Le Pentagone va notamment moderniser ses bases sur l'île de Guam, dans le Pacifique, en Australie, soulignant la priorité donnée à la Chine, dont Washington veut contrer les ambitions territoriales dans la région, a indiqué Mara Karlin, chargée de la stratégie au ministère américain de la Défense, en annonçant à la presse l'achèvement du rapport sur la nouvelle posture militaire des Etats-Unis dans le monde.

La nouvelle posture "recommande davantage de coopération avec les alliés et partenaires dans la région pour proposer des initiatives qui contribuent à la stabilité régionale et dissuadent la Chine d'une éventuelle agression militaire", a-t-elle précisé.

Une autre responsable du ministère américain de la Défense avait indiqué plus tôt, sous le couvert de l'anonymat, que les Etats-Unis étudiaient également "des initiatives avec nos alliés et partenaires pour renforcer notre dissuasion crédible à l'égard de la Russie", 

Ce rapport étant classé secret défense, le Pentagone n'a donné aucun détail sur la façon dont les Etats-Unis pourraient renforcer leur dispositif militaire visant à contrer les ambitions territoriales de Moscou ou Pékin.

Des ajustements du déploiement militaire américain en Europe et dans la région indo-pacifique sont en cours de discussion "mais en cette première année de l'administration, ce n'est pas le moment de développer des changements stratégiques majeurs de notre posture", a expliqué la responsable ayant requis l'anonymat.

"On fait un peu avancer les choses", a ajouté Mme Carlin. "Et ce que j'espère, c'est qu'au cours des prochaines années vous verrez les choses avancer de plus en plus".

Le Pentagone a par ailleurs déjà annoncé qu'il renforcerait sa présence en Australie, où quelque 2.500 soldats du corps des Marines étaient jusqu'ici déployés chaque année par rotation de quelques centaines pour des exercices.
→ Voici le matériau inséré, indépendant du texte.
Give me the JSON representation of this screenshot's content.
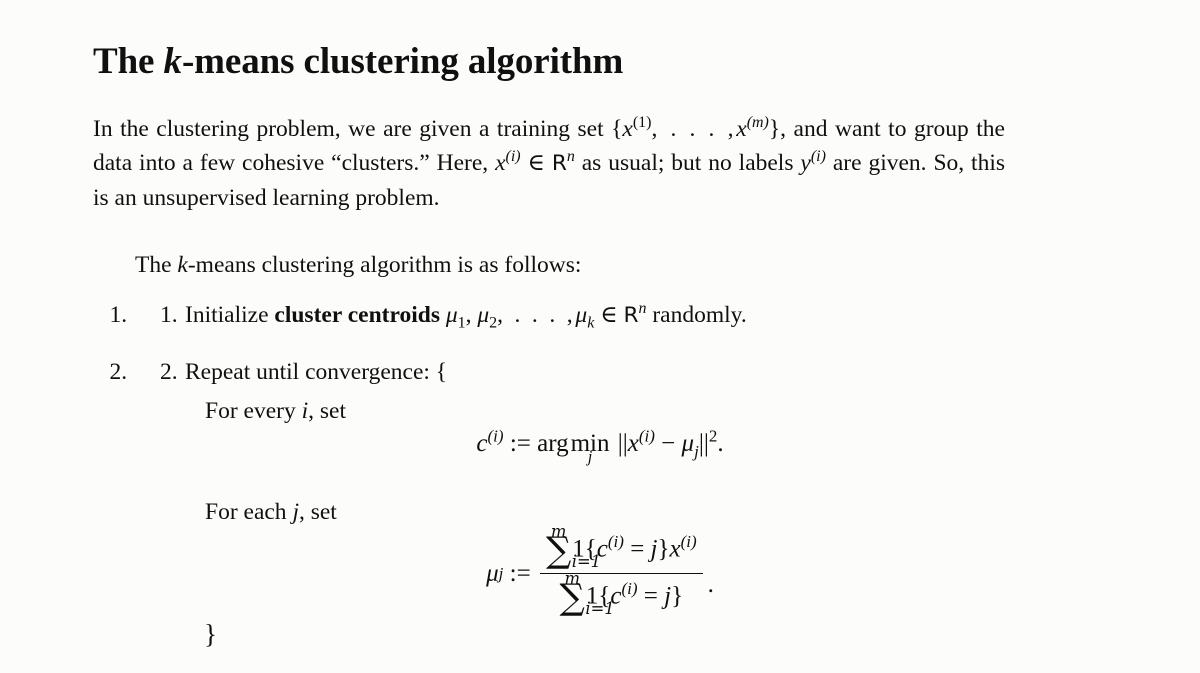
{
  "document": {
    "title_prefix": "The ",
    "title_math": "k",
    "title_suffix": "-means clustering algorithm",
    "background_color": "#fcfcfa",
    "text_color": "#101010"
  },
  "intro": {
    "s1": "In the clustering problem, we are given a training set ",
    "set_open": "{",
    "x1": "x",
    "x1_sup": "(1)",
    "comma_dots": ", . . . ,",
    "xm": "x",
    "xm_sup": "(m)",
    "set_close": "}",
    "s2": ", and want to group the data into a few cohesive “clusters.”  Here, ",
    "xi": "x",
    "xi_sup": "(i)",
    "in1": "∈",
    "R1": "R",
    "R1_sup": "n",
    "s3": " as usual; but no labels ",
    "yi": "y",
    "yi_sup": "(i)",
    "s4": " are given.  So, this is an unsupervised learning problem."
  },
  "follows": {
    "prefix": "The ",
    "k": "k",
    "suffix": "-means clustering algorithm is as follows:"
  },
  "steps": [
    {
      "number": "1.",
      "text_a": "Initialize ",
      "bold": "cluster centroids",
      "mu": "μ",
      "sub1": "1",
      "sep1": ", ",
      "sub2": "2",
      "dots": ", . . . ,",
      "subk": "k",
      "in": "∈",
      "R": "R",
      "R_sup": "n",
      "text_b": " randomly."
    },
    {
      "number": "2.",
      "text_a": "Repeat until convergence: {"
    }
  ],
  "sublines": {
    "for_every_i": "For every ",
    "i_var": "i",
    "for_every_i_tail": ", set",
    "for_each_j": "For each ",
    "j_var": "j",
    "for_each_j_tail": ", set"
  },
  "closing_brace": "}",
  "equations": {
    "eq1": {
      "lhs": "c",
      "lhs_sup": "(i)",
      "assign": ":=",
      "arg": "arg",
      "min": "min",
      "min_under": "j",
      "norm_open": "||",
      "x": "x",
      "x_sup": "(i)",
      "minus": "−",
      "mu": "μ",
      "mu_sub": "j",
      "norm_close": "||",
      "power": "2",
      "period": "."
    },
    "eq2": {
      "lhs_mu": "μ",
      "lhs_sub": "j",
      "assign": ":=",
      "sum": "∑",
      "sum_top": "m",
      "sum_bottom": "i=1",
      "indicator": "1{",
      "c": "c",
      "c_sup": "(i)",
      "equals": "=",
      "j": "j",
      "indicator_close": "}",
      "x": "x",
      "x_sup": "(i)",
      "period": "."
    }
  }
}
En Europe, le président Joe Biden est revenu sur la décision de limiter à 2.500 les effectifs militaires américains déployés en Allemagne, et a réaffirmé l'engagement des Etats-Unis envers l'Otan, que son prédécesseur Donald Trump avait remis en cause.

Avec le retrait d'Afghanistan et le rappel aux Etats-Unis des batteries antimissiles Patriot qui avaient été déployées en Arabie saoudite après des tirs de missiles sur ses champs pétroliers attribués à des groupes pro-iraniens, la posture militaire américaine au Moyen-Orient apparaît réduite.

En Irak, Washington a conclu à l'été un accord avec le gouvernement irakien qui prévoit le départ d'ici la fin de l'année de toutes les "forces de combat" du pays, même si 2.500 militaires américains y resteront. "Notre engagement est de continuer à soutenir la coalition anti-Etat islamique", a souligné la responsable ayant requis l'anonymat.